Important: You must set CRON_SECRET in your Vercel environment variables. Vercel Cron automatically includes the Authorization: Bearer <CRON_SECRET> header when calling the endpoint, so authenticated requests work out of the box.
4. Response shape
Callers (and future tooling) get a consistent JSON body.
Unauthorized (401):
{
"status": "error",
"error": "Unauthorized",
"checkedAt": "2026-01-30T09:00:00.000Z"
}Healthy (200):
{
"status": "healthy",
"models": {
"llama-3.1-8b-instant": "available",
"meta-llama/llama-prompt-guard-2-86m": "available"
},
"checkedAt": "2026-01-30T09:00:00.000Z"
}Unhealthy (503):
{
"status": "unhealthy",
"error": "Models unavailable: llama-3.1-8b-instant",
"models": {
"llama-3.1-8b-instant": "unavailable",
"meta-llama/llama-prompt-guard-2-86m": "available"
},
"checkedAt": "2026-01-30T09:00:00.000Z"
}That makes it easy to add an external uptime check later (e.g. "GET this URL and assert status is healthy") or to extend the endpoint with more checks.
Cost
- Vercel — Cron is included on the Hobby plan (one cron per day is enough for this).
- Groq —
models.list()doesn't use tokens. - Discord — Webhooks are free.
So the whole thing is freemium as intended.
Testing the integration
To confirm Discord receives alerts, I temporarily added a fake model ID to REQUIRED_MODELS, ran vercel dev, and did:
curl -H "Authorization: Bearer $CRON_SECRET" http://localhost:3000/api/health/llmMake sure CRON_SECRET is set in your .env.local for local testing.
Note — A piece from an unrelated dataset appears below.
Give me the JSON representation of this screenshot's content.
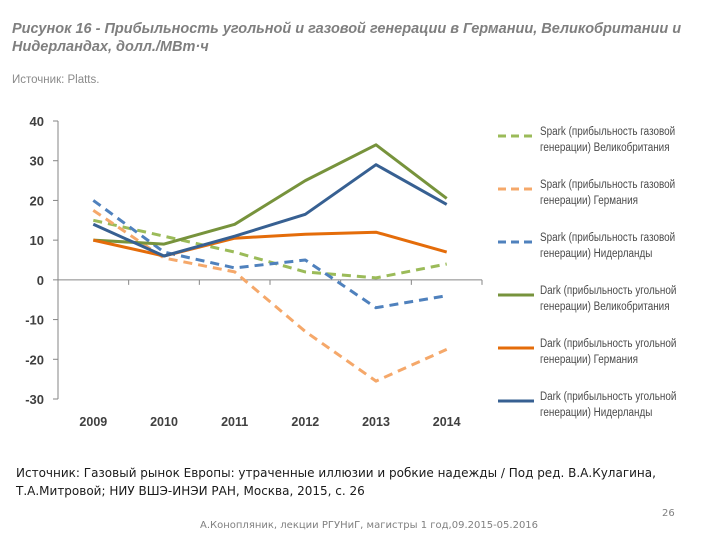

The handler reported "unhealthy" and sent the Discord message. Removed the fake model and reverted. Worth doing once so you know the channel and embed look right.
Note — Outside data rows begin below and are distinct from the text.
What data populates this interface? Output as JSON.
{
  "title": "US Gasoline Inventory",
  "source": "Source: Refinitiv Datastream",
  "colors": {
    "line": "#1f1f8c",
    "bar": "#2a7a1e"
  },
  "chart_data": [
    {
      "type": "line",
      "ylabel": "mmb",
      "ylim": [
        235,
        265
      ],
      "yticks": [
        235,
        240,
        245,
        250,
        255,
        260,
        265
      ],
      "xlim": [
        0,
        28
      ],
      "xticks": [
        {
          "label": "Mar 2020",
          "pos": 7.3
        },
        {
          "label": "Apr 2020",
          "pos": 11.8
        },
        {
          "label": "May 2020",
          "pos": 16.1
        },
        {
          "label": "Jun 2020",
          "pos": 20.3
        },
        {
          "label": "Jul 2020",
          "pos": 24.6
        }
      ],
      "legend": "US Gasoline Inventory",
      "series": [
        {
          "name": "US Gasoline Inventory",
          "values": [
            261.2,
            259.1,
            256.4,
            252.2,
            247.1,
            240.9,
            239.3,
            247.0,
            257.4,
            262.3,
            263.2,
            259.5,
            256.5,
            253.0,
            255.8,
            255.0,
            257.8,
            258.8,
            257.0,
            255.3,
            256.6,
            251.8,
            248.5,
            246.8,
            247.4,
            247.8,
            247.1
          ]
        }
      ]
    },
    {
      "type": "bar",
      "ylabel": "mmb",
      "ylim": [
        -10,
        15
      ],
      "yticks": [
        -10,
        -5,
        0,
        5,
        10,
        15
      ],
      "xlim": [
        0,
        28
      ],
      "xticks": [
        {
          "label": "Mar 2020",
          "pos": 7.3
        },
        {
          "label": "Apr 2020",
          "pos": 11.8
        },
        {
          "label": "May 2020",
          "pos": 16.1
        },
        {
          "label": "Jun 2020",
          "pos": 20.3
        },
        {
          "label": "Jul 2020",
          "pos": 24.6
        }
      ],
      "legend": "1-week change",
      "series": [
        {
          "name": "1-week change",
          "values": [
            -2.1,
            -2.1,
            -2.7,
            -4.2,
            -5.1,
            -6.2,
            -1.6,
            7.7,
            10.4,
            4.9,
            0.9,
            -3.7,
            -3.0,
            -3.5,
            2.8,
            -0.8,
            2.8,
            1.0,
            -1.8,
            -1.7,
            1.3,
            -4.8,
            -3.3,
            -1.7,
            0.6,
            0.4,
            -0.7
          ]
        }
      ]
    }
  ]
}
You can also trigger the cron manually from the Vercel dashboard (Settings → Crons → Run) — Vercel automatically includes the auth header.
Security: CRON_SECRET
The endpoint requires authentication to prevent unauthorized access. Without a valid Authorization: Bearer <CRON_SECRET> header, requests are rejected with 401.
To set it up:
- Generate a secure secret:
openssl rand -hex 32 - Add
CRON_SECRETto your Vercel environment variables (Settings → Environment Variables) - For local development, add it to
.env.local
Vercel Cron automatically includes the auth header when calling the endpoint, so no extra configuration is needed once the env var is set. This keeps the health check private — only Vercel Cron (or you with the secret) can trigger it.
Wrapping up
- Single codebase — health check lives next to the chat API in the same repo.
- Private endpoint —
CRON_SECRETensures only Vercel Cron (or authorized callers) can trigger it. - Lightweight check —
models.list()only; no inference, no token cost. - Clear signal — one Discord message per failure with "what's wrong" and "what to do."
- Same platform — Vercel cron + serverless function + env vars, no new vendors.
If you're running a small API hub like this, a daily "are my LLMs still there?" check plus a Discord webhook is a simple way to get alerted before users do. Next improvements I'm considering: response-time checks (actual completion with a tiny prompt) and a simple status page that hits this endpoint—but for "is the provider and config still okay?", this is enough for now.